What distinguishes Musk’s Soros smears, instead, is that Musk is himself presently doing the things that he is accusing Soros of doing while accusing Soros of doing them. It’s one thing to remind people that you said Soros is trying to corrode civilization, but quite another to do so while tweeting that the king of England should dissolve his country’s own government. Soros is too involved in world politics? Musk, the richest man in the world, is boosting Germany’s far-right AfD party while staying nightly in the U.S. president-elect’s property, achieving the distinction of being his “most important donor, most influential social media promoter and a key adviser on policy and personnel,” per the New York Times. And plenty have accused Soros (and his son and successor, Alex) of being puppet masters, but most of them haven’t gone on to meet foreign leaders alongside the president-elect.
Perhaps there are self-justifications. Soros is often accused of being a secretive, shadowy, behind-the-scenes power (though he has in fact published books outlining his ideology), whereas Musk is tweeting out his opinions. Maybe Musk, Trump, and their allies feel that Musk doesn’t count as a behind-the-scenes power if he’s front and center on the scene.
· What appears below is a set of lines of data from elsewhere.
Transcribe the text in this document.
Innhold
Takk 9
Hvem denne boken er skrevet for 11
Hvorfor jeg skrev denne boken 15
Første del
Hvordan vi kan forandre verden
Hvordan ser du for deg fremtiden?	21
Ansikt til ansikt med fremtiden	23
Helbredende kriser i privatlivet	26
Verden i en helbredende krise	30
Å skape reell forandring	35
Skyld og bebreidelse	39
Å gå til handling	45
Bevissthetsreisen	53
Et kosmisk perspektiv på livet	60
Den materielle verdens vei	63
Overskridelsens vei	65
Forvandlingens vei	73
But here, too, I do not wish to be like Musk, pretending I can read a billionaire’s mind and that I know what he tells himself about his plots and plans. Fortunately (or not), I do not need to do that in order to describe what is happening: Musk is engaging in antisemitic smears in accusing Soros of destabilizing humanity, yes. But more importantly, in the meantime, the tycoon is marshaling his wealth, his megaphone, and his personal influence to move U.S. politics and world governments exactly where he wants them to go. There’s little wonder Elon Musk is attacking the founder of Open Society. In his vision of society, power is more open to Musk than to anyone else.